Yeter! Söz Milletin

Yalçın BAYER
Haberin Devamı

Fransa'ya pasif direniş yapalım

Tanıdığım Mersinli ve İstanbullu Ermeni dostlarımın hepsini çok seviyorum. Hiçbirisi ile ihtilafım da yok. Anadilim dışında konuşabildiğim tek yabancı dil Fransızca olduğu için bu ulusa karşı da hep sempati duydum.

Fransızlar'ın katılımı otuzu bulmayan meclislerinde şovence kabul ettikleri Ermeni Karar Tasarısı'nın bir bedeli olmalı ve onu da bir şekilde ödemeliler diye düşünüyorum.

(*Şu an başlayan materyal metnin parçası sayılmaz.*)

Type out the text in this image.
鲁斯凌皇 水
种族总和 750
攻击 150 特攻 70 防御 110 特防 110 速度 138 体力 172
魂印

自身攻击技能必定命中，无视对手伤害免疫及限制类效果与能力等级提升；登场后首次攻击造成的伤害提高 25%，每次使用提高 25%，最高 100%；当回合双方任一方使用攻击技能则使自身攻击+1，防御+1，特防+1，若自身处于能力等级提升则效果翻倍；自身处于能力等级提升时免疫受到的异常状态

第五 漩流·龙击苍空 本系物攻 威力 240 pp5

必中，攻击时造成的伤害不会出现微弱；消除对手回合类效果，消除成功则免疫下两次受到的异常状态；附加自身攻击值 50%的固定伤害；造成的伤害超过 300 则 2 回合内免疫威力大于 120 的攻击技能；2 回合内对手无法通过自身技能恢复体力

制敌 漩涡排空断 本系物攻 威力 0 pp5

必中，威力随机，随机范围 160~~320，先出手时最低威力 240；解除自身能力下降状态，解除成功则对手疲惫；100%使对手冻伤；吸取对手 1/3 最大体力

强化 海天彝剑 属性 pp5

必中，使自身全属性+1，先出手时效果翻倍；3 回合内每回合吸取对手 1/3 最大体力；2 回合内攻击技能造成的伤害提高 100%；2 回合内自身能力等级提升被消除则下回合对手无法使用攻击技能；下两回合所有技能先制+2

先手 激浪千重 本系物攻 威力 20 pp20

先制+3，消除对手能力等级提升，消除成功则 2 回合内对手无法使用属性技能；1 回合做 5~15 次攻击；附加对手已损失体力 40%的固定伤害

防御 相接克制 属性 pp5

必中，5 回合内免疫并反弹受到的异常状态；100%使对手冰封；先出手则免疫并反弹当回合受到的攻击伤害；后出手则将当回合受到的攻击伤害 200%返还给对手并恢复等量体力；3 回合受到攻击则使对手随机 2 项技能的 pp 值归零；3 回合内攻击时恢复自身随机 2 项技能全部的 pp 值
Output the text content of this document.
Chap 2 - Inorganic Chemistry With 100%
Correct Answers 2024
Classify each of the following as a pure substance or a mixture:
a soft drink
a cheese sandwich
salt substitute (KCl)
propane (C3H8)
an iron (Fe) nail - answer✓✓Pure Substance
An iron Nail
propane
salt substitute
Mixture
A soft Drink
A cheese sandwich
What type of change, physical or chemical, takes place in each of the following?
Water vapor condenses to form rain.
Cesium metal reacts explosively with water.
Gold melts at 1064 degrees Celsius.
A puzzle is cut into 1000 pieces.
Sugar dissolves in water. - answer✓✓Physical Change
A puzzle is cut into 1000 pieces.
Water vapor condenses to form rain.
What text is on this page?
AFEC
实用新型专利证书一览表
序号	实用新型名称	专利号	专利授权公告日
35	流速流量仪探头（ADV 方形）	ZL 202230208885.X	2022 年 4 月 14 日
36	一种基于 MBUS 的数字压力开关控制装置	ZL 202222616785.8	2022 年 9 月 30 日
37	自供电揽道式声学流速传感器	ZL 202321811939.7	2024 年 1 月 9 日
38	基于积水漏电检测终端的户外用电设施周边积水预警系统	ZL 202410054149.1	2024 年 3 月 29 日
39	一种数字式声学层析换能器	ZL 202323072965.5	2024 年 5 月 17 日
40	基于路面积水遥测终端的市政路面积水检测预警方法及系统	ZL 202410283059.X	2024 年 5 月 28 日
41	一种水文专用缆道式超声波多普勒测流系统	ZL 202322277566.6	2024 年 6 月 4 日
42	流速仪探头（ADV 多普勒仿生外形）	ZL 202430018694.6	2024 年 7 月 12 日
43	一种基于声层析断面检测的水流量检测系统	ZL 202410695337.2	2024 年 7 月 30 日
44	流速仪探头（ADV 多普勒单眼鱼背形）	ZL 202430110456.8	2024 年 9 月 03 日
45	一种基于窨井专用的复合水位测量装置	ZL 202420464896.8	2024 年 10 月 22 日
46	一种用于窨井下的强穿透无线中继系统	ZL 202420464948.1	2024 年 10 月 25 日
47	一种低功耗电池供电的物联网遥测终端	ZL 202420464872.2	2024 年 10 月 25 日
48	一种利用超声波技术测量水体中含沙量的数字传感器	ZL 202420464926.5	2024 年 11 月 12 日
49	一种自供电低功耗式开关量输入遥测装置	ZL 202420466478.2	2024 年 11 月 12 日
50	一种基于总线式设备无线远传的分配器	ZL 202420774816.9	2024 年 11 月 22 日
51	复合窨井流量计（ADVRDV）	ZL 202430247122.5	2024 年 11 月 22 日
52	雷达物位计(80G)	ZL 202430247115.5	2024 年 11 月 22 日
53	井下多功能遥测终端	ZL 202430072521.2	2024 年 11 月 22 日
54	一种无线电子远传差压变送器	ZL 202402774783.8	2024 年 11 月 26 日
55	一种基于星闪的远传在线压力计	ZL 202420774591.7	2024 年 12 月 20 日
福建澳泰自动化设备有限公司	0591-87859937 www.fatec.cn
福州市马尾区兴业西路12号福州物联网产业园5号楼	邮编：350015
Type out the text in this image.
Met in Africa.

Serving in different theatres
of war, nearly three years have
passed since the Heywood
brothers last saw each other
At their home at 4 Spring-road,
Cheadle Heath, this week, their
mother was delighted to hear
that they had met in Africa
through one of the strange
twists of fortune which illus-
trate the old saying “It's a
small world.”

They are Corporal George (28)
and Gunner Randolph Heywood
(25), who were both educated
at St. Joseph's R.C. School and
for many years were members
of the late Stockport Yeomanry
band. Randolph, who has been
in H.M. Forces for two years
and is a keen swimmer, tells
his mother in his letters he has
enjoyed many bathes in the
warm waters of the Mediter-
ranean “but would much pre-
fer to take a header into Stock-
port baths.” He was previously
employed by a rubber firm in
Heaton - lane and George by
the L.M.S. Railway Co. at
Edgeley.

32 yıllık eczacıyım, doğaldır ki pek çok Fransız kökenli ilaç bulundurup satma durumundayım. 30 densiz Fransız parlamenteri bu kararı aldı diye onların ilaçlarını rafımdan indirecek değilim. Ancak, tercih ve ilgi boyutum değişecek. Yıllardır sattığım Fransız kökenli gözlük camı ve çerçeveler için de ilgisiz kalacağım. Kızım için almayı düşündüğüm Peugeot otomobili artık kesinlikle düşünmüyoruz. Fransız kökenli marketler de artık tercihim dışında. Devletimin Fransız firmalarına koyacağı ekonomik ambargoyu konum dışında tutuyorum. Sade vatandaşların bilinçli olarak alıp kendi şahıslarına uygulayacakları pasif direnme kararı hem milli bilincimizi kamçılayacak, hem de en güzel cevabı teşkil edecektir.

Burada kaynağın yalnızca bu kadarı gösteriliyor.